I have no idea how Mesa get more stuff into a smaller and lighter head but they do.
It's stupidly heavy, massive in physical size but it does have power scaling from 20w - 200w so it doesn't have to rip your head off.
It's an immense amp and in many ways I'm glad they messed me about.
Me too.
Now is the time to get a JCM800 2203X.
No vintage value and a low used market value because of the trend towards digital tech/modellers.
Hey it's the 90's all over again!
it's a moot arguable point but i don't feel solid state or digital PAs amplifying smaller amp break up do the sound justice. and smaller amps break up in a different way to bigger amps. sooner and higher.
i'm no amp tech or physics grad, so i accept this is a personal anecdotal and instinctive/intuitive impression.
so 100w totally valid for gigging and recording musicians who work on a certain scale.
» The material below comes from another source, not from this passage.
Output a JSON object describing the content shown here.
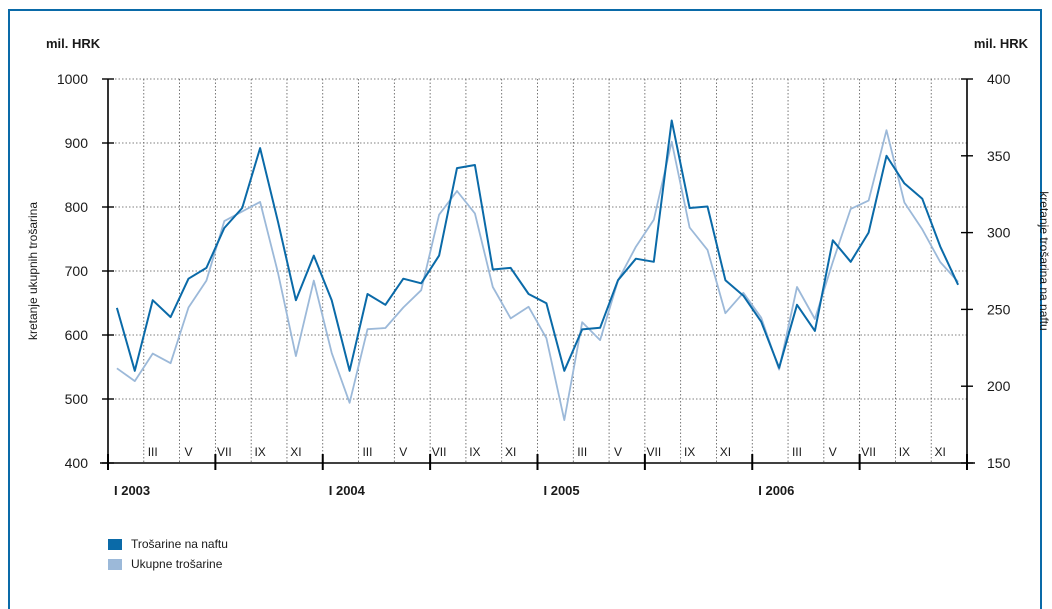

for bedroom poseurs who want something at home that looks impressive, links them to a musical hero who inspires them, and may feel fancy amp ownership entitles them to present in communities as a serious and fully paid up real musician, the case for huge amps (that could be subbed with smaller or ss/modelling) is also subjective, but less convincing.
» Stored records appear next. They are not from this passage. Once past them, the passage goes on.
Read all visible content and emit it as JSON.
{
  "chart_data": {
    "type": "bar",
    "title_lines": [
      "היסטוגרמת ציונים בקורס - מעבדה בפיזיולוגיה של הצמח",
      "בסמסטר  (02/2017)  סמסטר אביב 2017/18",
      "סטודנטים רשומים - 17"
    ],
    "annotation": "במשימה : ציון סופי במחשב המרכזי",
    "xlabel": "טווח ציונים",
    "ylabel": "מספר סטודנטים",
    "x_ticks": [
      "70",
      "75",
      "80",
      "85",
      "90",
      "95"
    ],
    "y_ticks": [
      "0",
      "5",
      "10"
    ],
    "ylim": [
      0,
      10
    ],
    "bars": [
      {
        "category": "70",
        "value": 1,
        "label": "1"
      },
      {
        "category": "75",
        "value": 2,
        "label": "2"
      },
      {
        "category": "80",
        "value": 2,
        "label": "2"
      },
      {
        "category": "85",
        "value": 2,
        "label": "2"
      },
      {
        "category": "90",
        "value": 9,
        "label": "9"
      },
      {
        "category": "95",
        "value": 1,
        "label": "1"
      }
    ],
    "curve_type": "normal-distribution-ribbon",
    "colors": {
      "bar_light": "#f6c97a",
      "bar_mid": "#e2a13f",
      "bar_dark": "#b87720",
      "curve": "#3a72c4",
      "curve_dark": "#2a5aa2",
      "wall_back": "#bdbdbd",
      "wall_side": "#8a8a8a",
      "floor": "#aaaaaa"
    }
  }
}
to be brutal, that's probably a greater number of big amp owners than than gigging recording musicians who work on a big room or studio scale. but that's a capitalist society disease and not limited to musicians. insecurities aggravated by advertising and peer pressure, buying crap you don't need to get 'serious contender' status within a subculture to which you aspire to belong, expressing your identity through purchasing activity as a displacement activity or distraction for not being able to achieve real things in society at large, etc.
and then there's the sheer big-desire-gratified joy of ownership of a fancy thing.
personally, i think 30w for guitar is a good starting point to work up from to bigger stuff, if you go on to bigger and more pro things. and 50w if you play bass, to cut through. and a decent PA can carry the volume up and distrbute around the venue as necessary.
but if you regularly play bigger venues that keep crap PAs, then there's still a place for 100w.